Apply the distributive law.
A=P+Prt
Add -P to both sides.
A-P=Prt
Multiply both sides by 1/(Pt).
(A-P)/(Pt)=r
Example 5. Solve 1/R=1/r_1+1/r_2 for r_1.
Add the two terms on the right—hand side.
1/(R)=(r_2+r_1)/(r_1r_2)
Multiply by Rr_1r_2.
r_1r_2=R(r_2+r_1)
r_1r_2=Rr_2+Rr_1
Add -Rr_1 to both sides.
r_1r_2-Rr_1=Rr_2
Factor out r_1.
r_1(r_2-R)=Rr_2
Multiply by 1/(r_2-R).
r_1=(Rr_2)/(r_2-R)
6.4 Solving Statement Problems
One of the fundamental applications of algebra is solving problems that have been stated in words. A statement problem is a word description of a situation that involves both known and unknown quantities. In this section each problem will be solvable by means of one equation involving one unknown.
Our problem is to choose the unknown and to determine the equation that it must satisfy. Although there is no single approach to all of the problems, the following suggestions are sometimes helpful:
1. Read the problem carefully until the situation is thoroughly understood.
2. Determine what quantities are asked for, then choose the one that seems to be the best to use as the unknown.
3. Establish the relationship between the unknown and the other quantities in the problem.
4. Find the information that tells which two quantities are equal.
5. Use the information in (4) to write the equation.
6. Solve the equation and check the solution to see that it satisfies the original problem.
At this stage, the emphasis will be on translating statement problems into equations. Although some of the problems can be solved almost by inspection, the practice that we obtain in setting up equations will prove helpful in working more difficult problems.
Example 1. If 2 times a certain integer is added to the next consecutive integer the result is 34. Find the integers.
Step 1. Reread!
Step 2. Let x be the first integer.
Step 3. Then x+ 1 is the next consecutive integer.

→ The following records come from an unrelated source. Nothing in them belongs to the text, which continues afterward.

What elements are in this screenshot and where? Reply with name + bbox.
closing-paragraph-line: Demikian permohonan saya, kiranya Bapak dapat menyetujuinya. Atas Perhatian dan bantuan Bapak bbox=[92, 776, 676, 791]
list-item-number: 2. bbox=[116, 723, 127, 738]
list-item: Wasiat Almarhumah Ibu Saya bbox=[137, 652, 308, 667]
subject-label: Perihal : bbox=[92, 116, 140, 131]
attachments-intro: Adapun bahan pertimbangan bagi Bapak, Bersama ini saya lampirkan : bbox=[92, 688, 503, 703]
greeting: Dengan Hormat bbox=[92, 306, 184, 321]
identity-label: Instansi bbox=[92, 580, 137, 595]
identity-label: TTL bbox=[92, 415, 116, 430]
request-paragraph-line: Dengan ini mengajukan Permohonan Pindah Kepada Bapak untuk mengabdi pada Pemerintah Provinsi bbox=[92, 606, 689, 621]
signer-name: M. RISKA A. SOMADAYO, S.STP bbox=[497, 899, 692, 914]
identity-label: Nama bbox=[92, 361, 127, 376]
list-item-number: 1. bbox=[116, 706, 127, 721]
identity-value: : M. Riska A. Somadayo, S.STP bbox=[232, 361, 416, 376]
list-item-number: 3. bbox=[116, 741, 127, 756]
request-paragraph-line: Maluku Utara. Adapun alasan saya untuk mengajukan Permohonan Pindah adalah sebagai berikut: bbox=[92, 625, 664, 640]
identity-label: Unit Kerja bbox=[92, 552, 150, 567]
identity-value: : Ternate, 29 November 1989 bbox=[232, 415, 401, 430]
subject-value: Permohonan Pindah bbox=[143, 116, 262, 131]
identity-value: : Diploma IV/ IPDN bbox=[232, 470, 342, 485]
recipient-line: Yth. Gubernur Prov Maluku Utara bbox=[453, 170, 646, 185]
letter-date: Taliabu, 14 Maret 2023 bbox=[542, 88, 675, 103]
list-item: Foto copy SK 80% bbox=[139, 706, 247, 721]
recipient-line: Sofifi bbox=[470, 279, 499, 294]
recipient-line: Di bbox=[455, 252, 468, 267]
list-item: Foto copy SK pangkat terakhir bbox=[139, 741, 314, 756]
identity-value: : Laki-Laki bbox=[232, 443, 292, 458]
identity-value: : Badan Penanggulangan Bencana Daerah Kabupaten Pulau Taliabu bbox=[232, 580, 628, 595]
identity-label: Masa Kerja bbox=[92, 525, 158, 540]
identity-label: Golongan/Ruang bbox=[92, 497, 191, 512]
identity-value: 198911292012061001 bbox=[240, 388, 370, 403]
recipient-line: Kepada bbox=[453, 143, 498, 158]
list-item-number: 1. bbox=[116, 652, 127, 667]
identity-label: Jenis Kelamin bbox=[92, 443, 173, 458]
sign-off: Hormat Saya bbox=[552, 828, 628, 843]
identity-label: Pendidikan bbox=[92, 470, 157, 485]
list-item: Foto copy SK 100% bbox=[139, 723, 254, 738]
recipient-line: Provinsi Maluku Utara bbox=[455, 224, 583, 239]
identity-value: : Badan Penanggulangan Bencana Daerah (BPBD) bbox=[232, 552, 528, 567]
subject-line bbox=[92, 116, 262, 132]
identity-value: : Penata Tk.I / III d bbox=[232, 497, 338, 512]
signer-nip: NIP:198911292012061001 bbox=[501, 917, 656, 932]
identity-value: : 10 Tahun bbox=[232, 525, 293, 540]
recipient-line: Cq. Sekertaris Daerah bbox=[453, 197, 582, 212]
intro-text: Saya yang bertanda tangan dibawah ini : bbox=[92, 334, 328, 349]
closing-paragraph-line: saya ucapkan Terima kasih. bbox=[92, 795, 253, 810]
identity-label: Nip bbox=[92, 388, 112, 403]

Step 4. 2 times a certain integer plus the next consecutive integer is 34.
Step 5. 2x+(x+1)=34
Step 6. Solve.
2x+(x+1)=34
3x+1=34
3x=33
x=11
Check. 2*11+(11+1)=34
Example 2. Bob and Joe together earned $60. Both were paid at the same rate, but Bob worked three times as long as Joe. How much did each receive?
Step 1. Reread!
Step 2. Let x be the number of dollars that Joe received.
Step 3. Then 3x is the number of dollars that Bob received
Step 4. Bob and Joe together earned $60.
Step 5. 3x+x=60
Step 6. Solve.
3x+x=60
4x=60
x=15
3x=45
Check 3*15+15=60
Example 3. The sum of the digits of a two digit number is 12. If the digits are reversed the number is decreased by 36. What is the number?
Step 1. Reread!
Step 2. Let x be the tens digit.
Step 3. Then 12 - x is the units digit.
Step 4. If the digits are reversed then the number is decreased by 36
Step 5. 10(12-x)+x = 10x+ (12-x) -36
Step 6. Solve.
10(12-x)+x = 10x+ (12-x) -36
=120-10x+x=10x+12-x-36
=120-9x=9x-24
=144=18x
=x=8
=12-x=4
Therefore the number is 84.
Check. 84-36=48
Example 4. How many pounds of candy valued at 48¢ per pound should be added to 50 pounds of candy valued at 80¢ per pound in order for the store owner to be able to sell the candy at 60¢ per pound?
Step 1. Reread!
Step 2. Let x be the number of pounds of 48¢ per pound candy.
Step 3. Then 50+x would be the pounds of candy he would have at 60¢ per pound.
Step 4. The amount of candy at 48¢ per pound times 48¢, plus the amount of candy at 80¢ per pound times 80¢, must be equal to the amount of candy at 60¢ per pound times 60¢.
Step 5. (48¢/lb)(x lbs) + (80¢/lb) (50 lbs) = (60¢/lb) [(50+x)lbs]
Step 6. Solve.
48x+80*50=60(50+x)
48x+4000=3000+60x
1000=12x
x=(83(1)/3)lbs
Check. (83+1/3)48+80*50=60(50+83+1/3)
Problems involving velocities (or speeds) will use the formula
d=rt
where d is the distance traveled, r is the rate, and t is the time. When the formula is used, d and r must be expressed in the same unit of distance, whiler and t must be expressed in the same unit of time.
Example 5. A group of students drove to a lake in the north woods to fish. They traveled 380 miles in 7 hours, of which 4 hours were on a paved highway and the remaining time was on a dirt road. If the average speed on the dirt road was 25 miles per hour less than the average speed on the highway, then find for each part of the trip the average speed and the distance traveled.
Step 1. Reread!
Step 2. Let x be the speed on the dirt road.
Step 3. Then x+25 is the speed on the highway.
Step 4. The distance traveled on the highway plus the distance traveled on the dirt road is equal to 380 miles.
Step 5. Since d=rt, we have
[(x+25)(mi)/(hr)](4hrs)+[x(mi)/(hr)](3hrs)=380mi
Step 6. Solve.
(x+25)4+3x=380
4x+100+3x=380
7x=280
x=40 miles per hour
x+25=65miles per hour
Check. (40+25)4+40*3=380
Work problems which involve the rate of performance can often be solved by first finding the fractional part of the task done by each person or machine in one unit of time, and then finding an equation that relates these various fractional parts.
Example 6. A boy can cut a lawn in 4 hours while the father can cut it in 3 hours. How long would it take them to cut the same lawn working together?
Step 1. Reread!
Step 2. Let x be the number of hours that it would take them to cut the lawn Working together.
Step 3. Choose one hour as our unit of time. Now the boy can cut 1/4 of the lawn in one hour, the father can cut 1/3 of the lawn in one hour, and togeflner they can cut 1/x of the lawn in one hour.
Step 4. The amount cut by the boy in one hour plus the amount cut by the father in one hour is equal to the amount they can cut together in one hour.
Step 5. 1/3+1/4=1/x
Step 6. Solve.
1/3+1/4=1/x
7/12=1/x
x=12/7 hours